Release Date: October 8, 1999
Starring: Harrison Ford, Kristin Scott Thomas, Charles Dutton, Bonnie Hunt, Dennis Haysbert, Sydney Pollack, Richard Jenkins, Paul Guilfoyle, Peter Coyote
Directed by: Sydney Pollack
Distributed by: Sony Pictures Entertainment
MPAA Rating: R (brief violence, sexuality, language)
Imagine standing on thin ice, watching as the cracks slowly begin to spider-web away from you. Any minute now, the tensile strength of the ice will give way and you'll fall through; but if you try to run off the ice, you'll end up in the same predicament. It's a lose-lose situation, much like the star power set up for failure under the direction of The Firm and Out of Africa director Sydney Pollack in Random Hearts. The typically reliable charm of middle-aged leads Harrison Ford and Kristin Scott Thomas can't make longish romantic melodrama any more exciting than it was intended to be, explicitly iterating that old-fashioned romance is out and diet cola-esque love comedies are in.

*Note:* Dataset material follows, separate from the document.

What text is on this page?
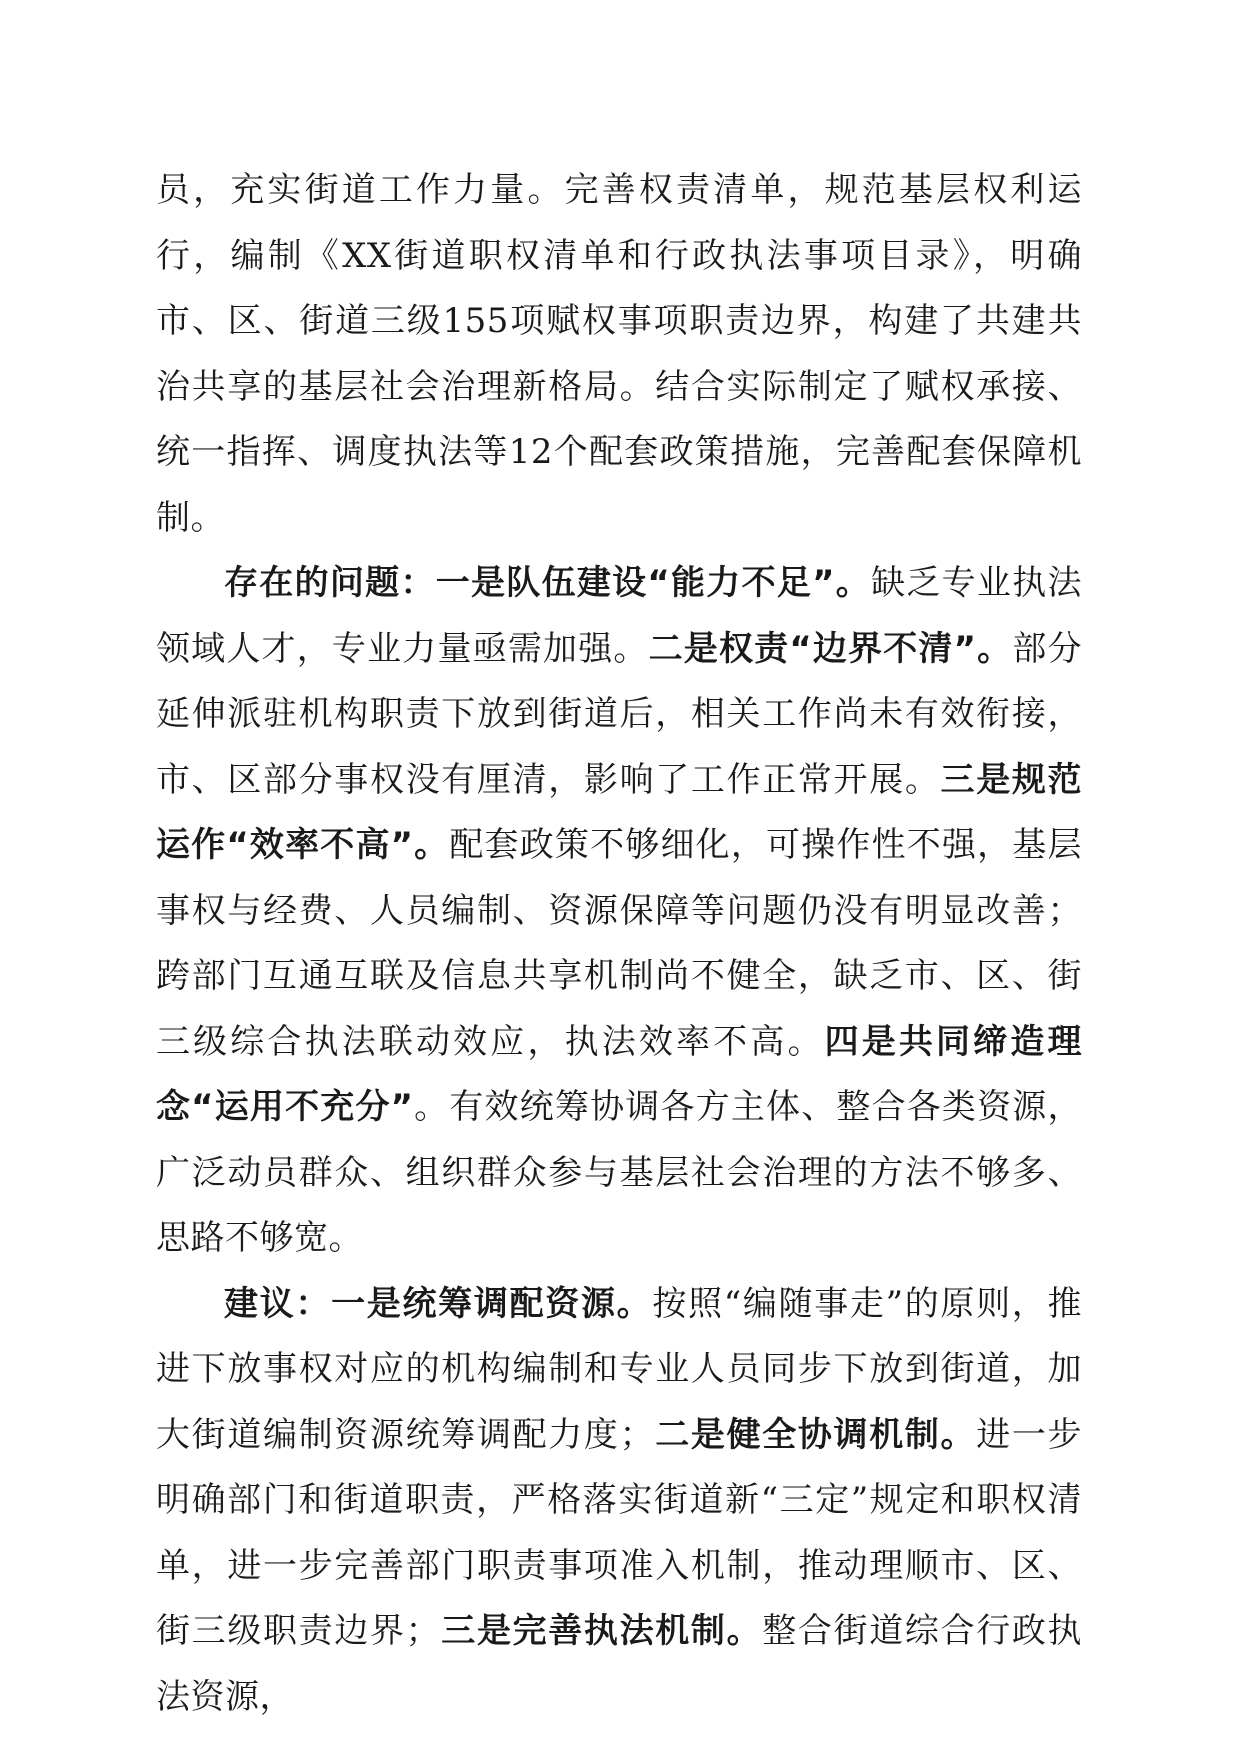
员，充实街道工作力量。完善权责清单，规范基层权利运行，编制《XX街道职权清单和行政执法事项目录》，明确市、区、街道三级155项赋权事项职责边界，构建了共建共治共享的基层社会治理新格局。结合实际制定了赋权承接、统一指挥、调度执法等12个配套政策措施，完善配套保障机制。

存在的问题：一是队伍建设“能力不足”。缺乏专业执法领域人才，专业力量亟需加强。二是权责“边界不清”。部分延伸派驻机构职责下放到街道后，相关工作尚未有效衔接，市、区部分事权没有厘清，影响了工作正常开展。三是规范运作“效率不高”。配套政策不够细化，可操作性不强，基层事权与经费、人员编制、资源保障等问题仍没有明显改善；跨部门互通互联及信息共享机制尚不健全，缺乏市、区、街三级综合执法联动效应，执法效率不高。四是共同缔造理念“运用不充分”。有效统筹协调各方主体、整合各类资源，广泛动员群众、组织群众参与基层社会治理的方法不够多、思路不够宽。

建议：一是统筹调配资源。按照“编随事走”的原则，推进下放事权对应的机构编制和专业人员同步下放到街道，加大街道编制资源统筹调配力度；二是健全协调机制。进一步明确部门和街道职责，严格落实街道新“三定”规定和职权清单，进一步完善部门职责事项准入机制，推动理顺市、区、街三级职责边界；三是完善执法机制。整合街道综合行政执法资源，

Kristin Scott Thomas, star of 1998's The Horse Whisperer, ends up involved in the same onerous antics of love affairs, this time in the metropolitan setting of our nation's capitol. As New Hampshire Congresswoman Kay Chandler, she essays the part of a headstrong woman with a newly shaken confidence in life when she learns that her lawyer husband has died in a plane crash.
This information is brought to her attention by DC Police Internal Affairs Sgt. Dutch Van Den Broeck (Ford), who sleuths his way to the discovery that his wife and Chandler's husband were having an affair. Both spouses made claims of having business in Miami as an alibi for their romantic getaway, but the plane crash produces holes in the story that Dutch begins to investigate. He's paid to notice things, and when his late wife's employers at Saks Fifth Avenue have no record of her business trip, it's a clue he can't ignore.
Struggling through the mental anguish in a rather boring performance, Ford's Van Den Broeck confronts Representative Chandler with this information. But she doesn't want to hear it, quite the opposite of Dutch's inquisitive attitude. "You want to know why when there is no why," she insists to him at one point, illustrating the differences in their thinking. Nevertheless, in the aftermath of the tragedy, the two grief-stricken victims begin their own love affair, searching for closure that may never come.
During this long-winded attempt at returning to the good old days of boy-meets-girl romance, director Pollack shows an eye for the parallel structure of his narrative. Quite often he intermixes scenes of Chandler and Van Den Broeck in the same actions, as when they kiss their spouses good-bye for the last time or bury them after the plane crash. He also emphasizes the dual nature of the film through the character of Dutch: on one side Van Den Broeck is working on a sticky internal affairs case; on the other he's investigating the how's and why's of his late wife's infidelity.
But audiences will find that this is a lot of rich footage strung together with little excuse. The central love story plot is anything but -- it takes nearly two-thirds of the film's running time to get Kay and Dutch together, and by then the novelty of Pollack's eye for nuance has simply become wearisome. Like Kristin Scott Thomas' last film, The Horse Whisperer, this is a movie in which much is spoken and little is said.
Inasmuch as that is true, it's a certainty that Random Hearts could've been shortened by a half-hour to forty-five minutes without losing a shred of its solidity. The only problem is that it's difficult to decide which segment to cut out, because everything is laboriously poignant. A case could be made that the brevity of audience attention spans rather than the length of Pollack's film is the downfall of the product. Nevertheless, it's hard to appreciate high cinema in so tedious an incarnation.
It's doubtful that the rambling Random Hearts will find a place as a viewer favorite, for even though it has the strength of solid performances from Ford and Scott Thomas, it bears the distinction of an unexciting execution. At times director Pollack seems to realize this, taking advantage of Dutch's occupation to include bits and pieces of police work to energize things. But, in the end, this movie would not have suffered from a shot or two of caffeine and a good, long stay in the editing room.